After years of repeated calls for the asphalt to be laid, this was now done in just a few days. Why now of all times? Our reporter tried to find out, however, instead of getting an answer, he was physically assaulted by a member of the ruling Serbian Progressive Party (SNS).
The timing of the beginning of the works on this road is interesting, since the residents of this settlement, people internally displaced from Kosovo, have been pleading for years for this problem to be resolved.
The machines arrived somewhere around the time when about 20 locals traveled to Belgrade, in an organized manner, as is suspected to change their registered place of residence ahead of the Belgrade elections. Of course everyone deserves to have a tidy street, but why was the decision to pave these 500 meters made only now, despite the many petitions and requests repeatedly made in the past?
The Smederevo mayor, who avoided N1 questions during our previous visit, toured the works on Friday and could have the answer to this question.
The locals said the mayor toured the works site again on Monday morning, but the N1 crew seemed to have missed her. Instead, they ran into Serbian Progressive Party member Dejana Milenkovic at the site.
N1: What did you say just now?
“Move that microphone,” Milenkovic told the N1 reporter.
N1: No, I’ll call the police if you touch me.
Milenkovic: Go on, call them, I’m telling you I’ll take it from you.
N1: That’s how you want it?
Milenkovic: Why are you filming me?
N1: We are in a public space. So I asked you.
Milenkovic: I’m also in a public space. What do you care what I… get that camera down.
N1: No one is taking the camera down…
Milenkovic: I’ll smash you camera…
N1: You won’t smash our camera, because we will sue you.
Milenkovic: Want to sue me?
N1: I’ll call the police now.
Milenkovic: You can call whoever you want, you can’t film me.
N1: I’ll call the police now.
After he physically assaulted the N1 reporter, Milenkovic again walked up to him and, in a calmer tone of voice, tried to “justify” himself, without explaining why he was there.
“I just wanted to tell you, I wasn’t talking to you directly,” said Milenkovic.
N1: But you, sir, physically assaulted me. I have it all on tape.
Milenkovic: We all do our job and work for a salary.
N1: Are you from the municipal administration?
Milenkovic: What? No, not any more, I used to work there.
Until just a month ago, Milenkovic was a member of the City Council for Infrastructure. He did not reveal why he was now overseeing the works that the locals in this part of Mala Krsna have been waiting for for a long time.
Some of the locals are happy but suspect that this is a form of compensation rather than true care for the citizens.

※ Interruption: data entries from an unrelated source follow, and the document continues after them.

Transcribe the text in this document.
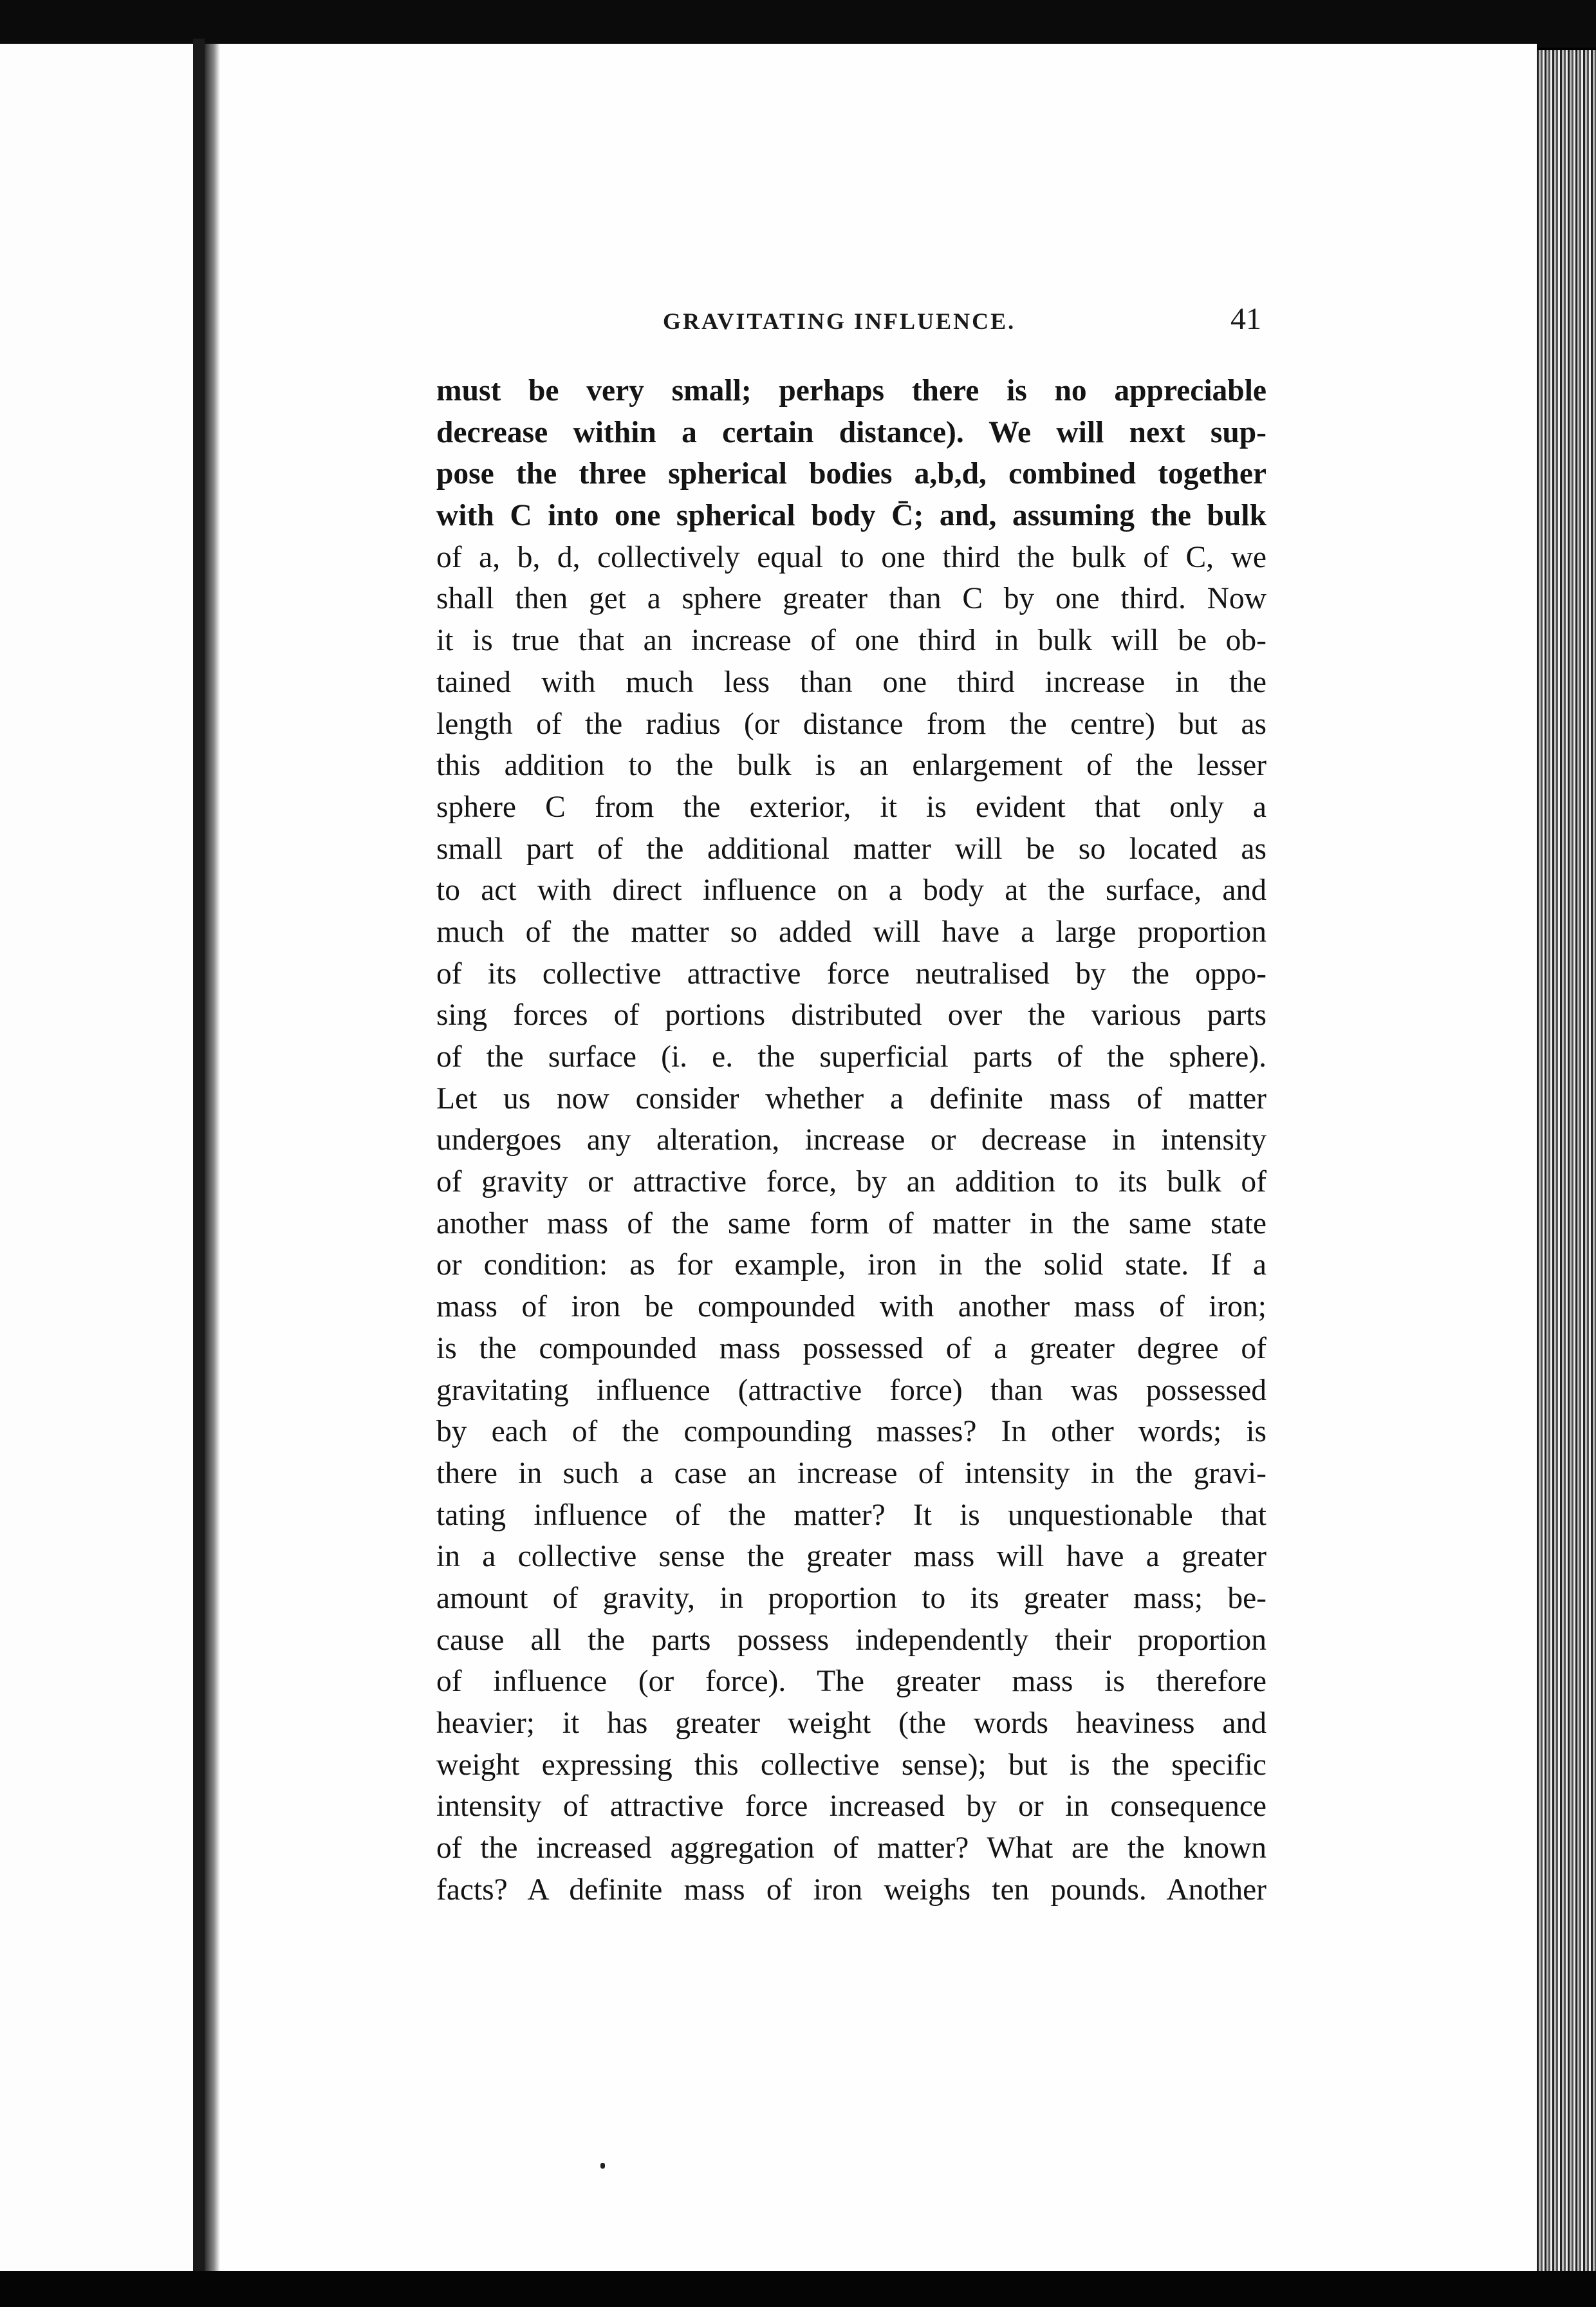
GRAVITATING INFLUENCE.	41
must be very small; perhaps there is no appreciable
decrease within a certain distance). We will next sup-
pose the three spherical bodies a,b,d, combined together
with C into one spherical body C̄; and, assuming the bulk
of a, b, d, collectively equal to one third the bulk of C, we
shall then get a sphere greater than C by one third. Now
it is true that an increase of one third in bulk will be ob-
tained with much less than one third increase in the
length of the radius (or distance from the centre) but as
this addition to the bulk is an enlargement of the lesser
sphere C from the exterior, it is evident that only a
small part of the additional matter will be so located as
to act with direct influence on a body at the surface, and
much of the matter so added will have a large proportion
of its collective attractive force neutralised by the oppo-
sing forces of portions distributed over the various parts
of the surface (i. e. the superficial parts of the sphere).
Let us now consider whether a definite mass of matter
undergoes any alteration, increase or decrease in intensity
of gravity or attractive force, by an addition to its bulk of
another mass of the same form of matter in the same state
or condition: as for example, iron in the solid state. If a
mass of iron be compounded with another mass of iron;
is the compounded mass possessed of a greater degree of
gravitating influence (attractive force) than was possessed
by each of the compounding masses? In other words; is
there in such a case an increase of intensity in the gravi-
tating influence of the matter? It is unquestionable that
in a collective sense the greater mass will have a greater
amount of gravity, in proportion to its greater mass; be-
cause all the parts possess independently their proportion
of influence (or force). The greater mass is therefore
heavier; it has greater weight (the words heaviness and
weight expressing this collective sense); but is the specific
intensity of attractive force increased by or in consequence
of the increased aggregation of matter? What are the known
facts? A definite mass of iron weighs ten pounds. Another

“What they are doing here now, the laying of asphalt, I can say with 99 percent certainty that it has to do with the people who were in Belgrade and, as they say – people from Mala Krsna went to Belgrade to vote for Belgrade Mayor Sapic and they got asphalt,” said a local.
N1: Otherwise it would not have been done?
“Probably not yet.”
N1: How long would you have had to wait for it?
“Maybe another year or two,” he said.
“We would wait for 50 more years, and it wouldn’t happen. I vote for (Serbian President) Aleksandar Vucic, a hundred TV crews can come, but that’s that,” another local said.